Anne Hall Establishes Bequest to Benefit Oral Surgery Residents

Ms. Anne Kendrick Hall recently set up a bequest with the Dental Foundation of North Carolina (DFNC) to establish the Vaiden Blankenship Kendrick Fellowship in Oral Surgery. The fellowship will honor the memory of her late father and will benefit a student enrolled in the Oral and Maxillofacial Surgery Residency Program.

“We’re truly grateful for Anne’s generous commitment,” said Paul Gardner, executive director of the DFNC. “She is a wonderful supporter of our school and we’re pleased that we were able to help her find a way to remember her father while helping to further the dental discipline he loved.”

Kendrick, who received his undergraduate education from the University of North Carolina at Chapel Hill, earned his dental degree at the University of Maryland School of Dentistry, magna cum laude, in 1932. Following his graduation, he entered private practice with his brother, Vance, before pursuing his specialty training in oral surgery. Kendrick opened his oral surgery practice in 1938 in Charlotte, N.C.

“I knew early on how much my dad loved oral surgery,” Hall said. “In fact, one of my first memories is of him studying for his boards. He became the second board certified oral surgeon in North Carolina in 1950.”

Kendrick is remembered as a dedicated member of the Charlotte community, serving on the original staff at Charlotte Memorial Hospital (now Carolinas Medical Center) and was instrumental in the formation of that hospital’s dental clinic, all while working in his private practice. During his career, Dr. Vaiden Kendrick served as president of the Charlotte Dental Society and was an active member of the North Carolina Dental Society. He was active with national and regional organized dentistry groups, was a diplomate of the American Board of Oral Surgery and a charter member of the Southeastern Society of Oral Surgeons. At the time of his death in September 1974, Kendrick was still caring for patients in his office and was chief dental officer at Charlotte Memorial.

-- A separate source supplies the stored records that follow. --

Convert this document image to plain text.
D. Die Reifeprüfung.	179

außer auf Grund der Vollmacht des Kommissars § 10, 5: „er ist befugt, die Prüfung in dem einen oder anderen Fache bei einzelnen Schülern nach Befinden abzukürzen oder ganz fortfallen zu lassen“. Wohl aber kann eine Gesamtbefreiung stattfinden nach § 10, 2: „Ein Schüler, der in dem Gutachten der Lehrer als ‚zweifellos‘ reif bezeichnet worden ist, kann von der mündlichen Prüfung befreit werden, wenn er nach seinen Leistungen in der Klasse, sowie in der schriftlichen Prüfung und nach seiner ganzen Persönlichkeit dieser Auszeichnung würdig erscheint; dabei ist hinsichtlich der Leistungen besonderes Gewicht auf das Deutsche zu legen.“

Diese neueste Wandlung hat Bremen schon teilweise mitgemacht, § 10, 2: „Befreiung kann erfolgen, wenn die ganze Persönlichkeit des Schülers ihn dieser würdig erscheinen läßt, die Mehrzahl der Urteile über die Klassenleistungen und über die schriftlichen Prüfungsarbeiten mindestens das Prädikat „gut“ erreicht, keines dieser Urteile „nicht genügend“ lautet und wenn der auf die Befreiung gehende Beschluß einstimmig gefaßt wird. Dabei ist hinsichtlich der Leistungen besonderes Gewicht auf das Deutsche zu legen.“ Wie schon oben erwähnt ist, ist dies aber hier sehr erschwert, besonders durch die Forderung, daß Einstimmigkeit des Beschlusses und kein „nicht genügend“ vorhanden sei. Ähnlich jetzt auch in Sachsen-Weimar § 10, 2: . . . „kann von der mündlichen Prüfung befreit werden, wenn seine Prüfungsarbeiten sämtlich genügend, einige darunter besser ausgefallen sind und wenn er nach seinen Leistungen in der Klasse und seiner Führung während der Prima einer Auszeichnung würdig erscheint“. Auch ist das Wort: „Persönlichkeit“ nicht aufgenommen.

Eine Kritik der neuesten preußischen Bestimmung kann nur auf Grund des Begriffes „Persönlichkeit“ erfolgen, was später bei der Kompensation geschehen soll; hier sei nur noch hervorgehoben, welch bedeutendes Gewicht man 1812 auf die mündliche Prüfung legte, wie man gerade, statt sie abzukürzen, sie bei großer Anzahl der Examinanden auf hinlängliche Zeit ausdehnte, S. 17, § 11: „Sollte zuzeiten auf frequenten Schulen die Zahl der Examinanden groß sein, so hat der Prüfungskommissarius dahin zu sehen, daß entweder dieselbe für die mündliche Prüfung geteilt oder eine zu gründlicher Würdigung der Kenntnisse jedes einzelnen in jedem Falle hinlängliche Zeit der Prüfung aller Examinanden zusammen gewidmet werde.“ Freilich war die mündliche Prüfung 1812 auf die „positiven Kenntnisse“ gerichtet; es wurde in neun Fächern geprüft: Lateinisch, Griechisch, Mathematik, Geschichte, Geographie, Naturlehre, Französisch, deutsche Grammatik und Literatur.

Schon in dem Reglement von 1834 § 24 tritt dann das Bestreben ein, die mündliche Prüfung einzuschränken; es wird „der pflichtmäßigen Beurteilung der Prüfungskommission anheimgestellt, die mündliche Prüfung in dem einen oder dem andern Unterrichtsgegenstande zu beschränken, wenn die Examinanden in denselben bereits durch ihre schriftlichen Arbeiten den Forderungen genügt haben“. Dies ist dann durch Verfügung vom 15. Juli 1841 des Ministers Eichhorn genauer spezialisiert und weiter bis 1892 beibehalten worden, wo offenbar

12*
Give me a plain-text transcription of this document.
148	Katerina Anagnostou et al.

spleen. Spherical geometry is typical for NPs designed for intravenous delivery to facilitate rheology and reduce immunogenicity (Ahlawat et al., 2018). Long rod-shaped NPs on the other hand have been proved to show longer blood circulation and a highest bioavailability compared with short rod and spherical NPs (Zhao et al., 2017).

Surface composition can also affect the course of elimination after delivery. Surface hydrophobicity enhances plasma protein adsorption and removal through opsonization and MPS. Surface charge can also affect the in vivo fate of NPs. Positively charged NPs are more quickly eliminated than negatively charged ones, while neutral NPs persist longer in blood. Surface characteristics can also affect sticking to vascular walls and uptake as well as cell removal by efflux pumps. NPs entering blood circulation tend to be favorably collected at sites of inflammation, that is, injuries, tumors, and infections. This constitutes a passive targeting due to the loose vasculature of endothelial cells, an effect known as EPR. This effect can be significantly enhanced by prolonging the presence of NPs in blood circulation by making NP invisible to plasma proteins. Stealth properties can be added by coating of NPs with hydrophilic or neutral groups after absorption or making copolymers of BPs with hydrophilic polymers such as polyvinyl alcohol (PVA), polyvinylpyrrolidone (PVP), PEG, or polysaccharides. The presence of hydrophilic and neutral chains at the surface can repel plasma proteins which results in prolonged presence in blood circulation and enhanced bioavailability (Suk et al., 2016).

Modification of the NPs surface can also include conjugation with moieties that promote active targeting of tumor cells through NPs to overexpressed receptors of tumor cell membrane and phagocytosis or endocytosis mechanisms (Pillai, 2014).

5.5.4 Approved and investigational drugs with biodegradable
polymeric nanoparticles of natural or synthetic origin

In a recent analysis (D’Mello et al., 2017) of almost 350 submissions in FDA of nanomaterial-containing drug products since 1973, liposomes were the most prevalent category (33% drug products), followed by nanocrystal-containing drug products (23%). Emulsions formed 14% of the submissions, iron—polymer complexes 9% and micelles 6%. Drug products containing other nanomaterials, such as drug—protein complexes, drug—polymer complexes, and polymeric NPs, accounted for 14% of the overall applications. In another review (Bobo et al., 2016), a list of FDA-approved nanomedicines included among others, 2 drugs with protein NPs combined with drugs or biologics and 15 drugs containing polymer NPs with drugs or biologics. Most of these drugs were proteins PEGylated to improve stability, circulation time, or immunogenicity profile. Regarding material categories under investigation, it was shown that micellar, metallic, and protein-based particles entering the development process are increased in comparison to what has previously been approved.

“I wanted to do something to honor my dad and his generous spirit, and also reflect his love of oral surgery. The fellowship will be in his name and will benefit someone who shares a passion for oral surgery as he did,” Hall said. “Dental education continues to become more and more expensive, and I am aware today’s students often need financial help – like my father and Uncle Vance did when they were in school – especially when they’re pursuing advanced training beyond their DDS.”

She said that understanding, coupled with her admiration and love for her father, and the excellence of the UNC School of Dentistry are what lead her to consider establishing the fellowship.

“At the end of the day, this fund is set up to honor my father and the way he lived his life,” said Hall. “I feel that he gave me so much, and this is something, in a way, that I can give to him. He would be both humbled and thrilled to have a fellowship in oral surgery named in his honor at the University of North Carolina School of Dentistry. He was ‘Tar Heel born and Tar Heel bred.’ He loved dentistry and he loved Carolina. The fellowship seems like a perfect match.”